Friday, January 16, 2009

a logger: not just a common bum

Today it was about 5 degrees in Charlotte (I counted them). That's the main reason that I showed up to work and met my first ever parole officer dressed like a lumberjack. When I got up this morning, it was cold beyond all reason (emphasis: beyond reason), so I put on a shirt, and then another, and then another, and then....

I stood there, feeling pretty awkward while the parole officer gave me a variety of funny looks. I noticed that one or more of those looks was directed at my hat, which my sister crocheted and then gave away when she decided it was too hippie for her. But at least my ears weren't cold.
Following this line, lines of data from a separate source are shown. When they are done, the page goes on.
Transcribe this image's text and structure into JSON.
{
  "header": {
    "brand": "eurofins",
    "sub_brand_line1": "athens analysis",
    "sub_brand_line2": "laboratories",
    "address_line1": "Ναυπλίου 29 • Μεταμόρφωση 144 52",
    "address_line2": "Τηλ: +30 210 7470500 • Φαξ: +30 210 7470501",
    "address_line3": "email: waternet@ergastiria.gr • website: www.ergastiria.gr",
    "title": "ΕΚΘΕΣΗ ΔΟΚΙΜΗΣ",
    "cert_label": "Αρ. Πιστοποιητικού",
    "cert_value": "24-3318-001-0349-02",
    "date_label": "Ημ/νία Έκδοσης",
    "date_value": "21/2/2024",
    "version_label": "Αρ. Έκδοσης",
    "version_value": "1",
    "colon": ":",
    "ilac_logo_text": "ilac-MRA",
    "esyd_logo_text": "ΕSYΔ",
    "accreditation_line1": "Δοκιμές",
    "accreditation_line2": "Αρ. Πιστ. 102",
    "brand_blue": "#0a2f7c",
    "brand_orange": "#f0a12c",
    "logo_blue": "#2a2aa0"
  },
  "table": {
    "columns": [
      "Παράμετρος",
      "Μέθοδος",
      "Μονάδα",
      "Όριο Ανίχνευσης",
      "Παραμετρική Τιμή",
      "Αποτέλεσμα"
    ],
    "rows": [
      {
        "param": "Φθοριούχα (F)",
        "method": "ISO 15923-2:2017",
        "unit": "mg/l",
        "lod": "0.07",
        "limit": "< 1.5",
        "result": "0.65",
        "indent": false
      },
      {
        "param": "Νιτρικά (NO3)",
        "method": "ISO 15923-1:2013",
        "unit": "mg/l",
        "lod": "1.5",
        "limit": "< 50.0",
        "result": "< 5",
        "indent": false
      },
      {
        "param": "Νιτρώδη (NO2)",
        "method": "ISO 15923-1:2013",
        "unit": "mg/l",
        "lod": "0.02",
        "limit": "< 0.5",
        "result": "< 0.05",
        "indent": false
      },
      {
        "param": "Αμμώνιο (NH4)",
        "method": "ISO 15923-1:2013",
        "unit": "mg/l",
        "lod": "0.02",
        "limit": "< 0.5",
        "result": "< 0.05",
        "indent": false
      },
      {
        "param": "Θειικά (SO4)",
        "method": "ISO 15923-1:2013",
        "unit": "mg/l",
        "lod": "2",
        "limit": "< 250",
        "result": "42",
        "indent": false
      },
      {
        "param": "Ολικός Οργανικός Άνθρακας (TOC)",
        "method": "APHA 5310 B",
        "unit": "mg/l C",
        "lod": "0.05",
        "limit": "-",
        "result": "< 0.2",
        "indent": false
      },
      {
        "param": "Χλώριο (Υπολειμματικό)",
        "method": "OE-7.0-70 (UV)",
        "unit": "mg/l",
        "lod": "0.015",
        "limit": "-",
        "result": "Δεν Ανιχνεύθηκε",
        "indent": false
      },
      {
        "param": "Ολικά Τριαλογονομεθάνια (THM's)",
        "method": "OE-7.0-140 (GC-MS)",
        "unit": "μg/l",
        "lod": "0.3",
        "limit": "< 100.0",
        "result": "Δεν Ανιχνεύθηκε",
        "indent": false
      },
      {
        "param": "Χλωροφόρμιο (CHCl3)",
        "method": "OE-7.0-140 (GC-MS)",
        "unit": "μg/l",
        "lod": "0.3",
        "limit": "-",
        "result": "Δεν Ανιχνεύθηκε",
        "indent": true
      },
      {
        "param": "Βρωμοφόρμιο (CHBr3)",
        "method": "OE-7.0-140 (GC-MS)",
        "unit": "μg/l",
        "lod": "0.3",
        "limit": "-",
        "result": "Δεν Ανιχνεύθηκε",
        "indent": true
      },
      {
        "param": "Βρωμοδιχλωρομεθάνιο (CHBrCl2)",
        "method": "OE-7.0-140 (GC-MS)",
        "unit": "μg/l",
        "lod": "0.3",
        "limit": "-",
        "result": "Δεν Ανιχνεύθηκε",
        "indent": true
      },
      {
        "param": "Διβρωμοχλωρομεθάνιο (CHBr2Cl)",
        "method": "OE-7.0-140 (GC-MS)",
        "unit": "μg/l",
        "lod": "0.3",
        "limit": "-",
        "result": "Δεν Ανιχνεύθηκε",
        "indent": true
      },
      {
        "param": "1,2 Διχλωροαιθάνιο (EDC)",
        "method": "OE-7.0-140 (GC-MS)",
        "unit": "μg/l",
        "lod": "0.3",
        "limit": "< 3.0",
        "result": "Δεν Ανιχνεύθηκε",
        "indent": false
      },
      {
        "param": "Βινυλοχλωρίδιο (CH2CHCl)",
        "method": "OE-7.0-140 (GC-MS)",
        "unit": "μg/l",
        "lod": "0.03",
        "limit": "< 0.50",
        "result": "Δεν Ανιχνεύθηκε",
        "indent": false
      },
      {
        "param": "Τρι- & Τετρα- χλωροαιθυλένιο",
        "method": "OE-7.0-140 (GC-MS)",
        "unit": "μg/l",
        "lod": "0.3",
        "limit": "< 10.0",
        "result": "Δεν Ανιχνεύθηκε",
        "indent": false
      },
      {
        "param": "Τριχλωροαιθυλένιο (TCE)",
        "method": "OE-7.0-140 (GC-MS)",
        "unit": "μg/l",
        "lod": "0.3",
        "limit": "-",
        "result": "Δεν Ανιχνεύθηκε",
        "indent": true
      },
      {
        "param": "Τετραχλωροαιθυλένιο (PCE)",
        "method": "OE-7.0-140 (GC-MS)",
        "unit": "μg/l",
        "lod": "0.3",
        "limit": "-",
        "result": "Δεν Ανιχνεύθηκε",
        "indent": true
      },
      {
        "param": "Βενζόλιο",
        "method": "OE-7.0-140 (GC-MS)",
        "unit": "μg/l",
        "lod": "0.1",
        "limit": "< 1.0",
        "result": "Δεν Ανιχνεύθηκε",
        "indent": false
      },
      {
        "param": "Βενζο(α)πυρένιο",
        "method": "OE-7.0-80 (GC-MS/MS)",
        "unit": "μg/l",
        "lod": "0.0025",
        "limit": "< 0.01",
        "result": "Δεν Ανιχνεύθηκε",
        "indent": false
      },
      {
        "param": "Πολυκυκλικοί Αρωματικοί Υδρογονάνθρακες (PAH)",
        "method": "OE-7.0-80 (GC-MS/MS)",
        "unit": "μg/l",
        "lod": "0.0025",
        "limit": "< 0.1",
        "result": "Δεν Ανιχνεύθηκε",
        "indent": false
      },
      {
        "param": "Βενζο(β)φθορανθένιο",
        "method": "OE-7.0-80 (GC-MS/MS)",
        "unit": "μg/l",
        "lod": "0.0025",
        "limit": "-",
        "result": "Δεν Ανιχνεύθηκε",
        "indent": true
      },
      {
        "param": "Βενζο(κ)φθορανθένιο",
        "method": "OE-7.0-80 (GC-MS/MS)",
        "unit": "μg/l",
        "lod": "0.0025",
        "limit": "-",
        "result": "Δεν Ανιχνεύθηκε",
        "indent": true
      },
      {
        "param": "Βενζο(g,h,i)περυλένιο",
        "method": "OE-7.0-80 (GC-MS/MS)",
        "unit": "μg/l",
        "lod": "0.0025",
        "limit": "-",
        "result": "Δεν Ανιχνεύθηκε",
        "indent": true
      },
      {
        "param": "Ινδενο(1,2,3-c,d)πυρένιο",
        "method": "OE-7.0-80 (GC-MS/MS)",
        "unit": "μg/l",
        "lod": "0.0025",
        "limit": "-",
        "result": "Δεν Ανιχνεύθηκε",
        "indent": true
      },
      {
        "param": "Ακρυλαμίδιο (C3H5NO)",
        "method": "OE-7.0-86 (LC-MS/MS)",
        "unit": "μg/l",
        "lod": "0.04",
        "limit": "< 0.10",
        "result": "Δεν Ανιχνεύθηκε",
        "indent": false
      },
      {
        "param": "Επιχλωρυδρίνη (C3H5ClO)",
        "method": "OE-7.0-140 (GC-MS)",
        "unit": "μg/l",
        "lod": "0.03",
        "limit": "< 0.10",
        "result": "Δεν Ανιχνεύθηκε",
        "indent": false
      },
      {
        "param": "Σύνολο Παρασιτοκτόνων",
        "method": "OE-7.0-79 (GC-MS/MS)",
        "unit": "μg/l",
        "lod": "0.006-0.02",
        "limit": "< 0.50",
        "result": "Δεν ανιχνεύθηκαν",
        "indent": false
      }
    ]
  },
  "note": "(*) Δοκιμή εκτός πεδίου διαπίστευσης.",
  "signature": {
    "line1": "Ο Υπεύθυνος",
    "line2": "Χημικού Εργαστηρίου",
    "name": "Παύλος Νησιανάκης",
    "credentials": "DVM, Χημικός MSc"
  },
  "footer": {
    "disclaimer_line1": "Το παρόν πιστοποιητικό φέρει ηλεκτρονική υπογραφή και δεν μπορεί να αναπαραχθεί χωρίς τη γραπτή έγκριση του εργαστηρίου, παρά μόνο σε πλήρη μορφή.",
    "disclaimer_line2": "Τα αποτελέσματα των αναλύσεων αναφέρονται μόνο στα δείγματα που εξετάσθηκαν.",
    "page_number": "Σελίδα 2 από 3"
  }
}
Did you know that parole officers wear badges that look like Real Police-Type Badges? I did not, so I was intimidated, until I remembered that as long as this guy was like the real police, and had nothing to do with the fashion variety, I was off the hook. I am thankful that it's not illegal to impersonate a logger in the workplace.

P.S. Because this post is about 1. a lumberjack and 2. freezing temperatures, I had to name it after a line in the first song I ever played start to finish on the guitar. I don't have to explain why so far, 2 of every 2 posts on this blog mentions whiskey. Or why at a tender young age I was entertained by a song about turning a human cadaver into a tool for deforestation. Ask nerkert.


  1. Are you wearing that hat I made to work? Don't you have a dress code?!

  2. yes. It involves being comfortable enough to break up fist fights. That hat could be very useful in case of a physical altercation, because it would make it impossible for an aggressor to find my ears to box.